Canada’s New Cyberbullying Law Is All About Surveillance

Canada’s New Cyberbullying Law Is All About Surveillance:

I think that the author is bullish in thinking that the legislation might be stopped, but then I was equally depressed at the prospect of C-30 being halted.


Cyber-bullying, privacy measures should be dealt with separately

Cyber-bullying, privacy measures should be dealt with separately:

“I am concerned about some of the other unrelated provisions that have been added to the bill in the name of Amanda … and all of the children lost to cyberbullying attacks,” she told the committee. “I don’t want to see our children victimized again by losing privacy rights.

“We should not have to choose between our privacy and our safety. We should not have to sacrifice our children’s privacy rights to make them safe from cyberbullying, sextortion and revenge pornography.”

Carol Todd showed a tremendous amount of courage Tuesday. The government should honour her request to split out the cyber-bullying provisions, accept the NDP’s offer to fast-track them, and then turn its attention to finding a more reasonable solution to fighting online threats.
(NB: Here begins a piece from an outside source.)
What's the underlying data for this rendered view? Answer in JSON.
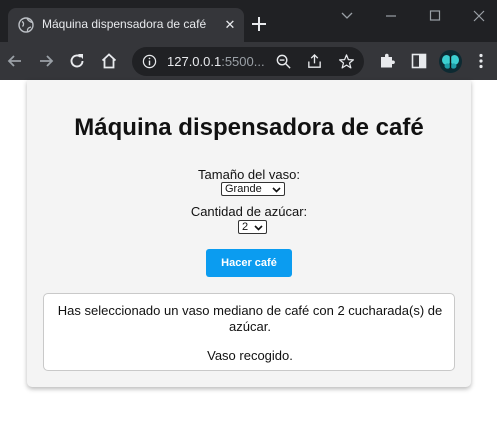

Based on comments during that hearing, I and highly doubtful the government of Canada will split the legislation in two. Still, we can always hope…


Definitely one of the better (and more accessible) discussions of Bill C-13, aka the federal government of Canada’s lawful-access-in-disguise-legislation. Of note: that piece of legislation is “now under a time allocation order that will likely see it sent to committee by mid-week.” If the Committee is rushed, then it’s entirely plausible the legislation could be passed into law before this session of parliament closes for the summer.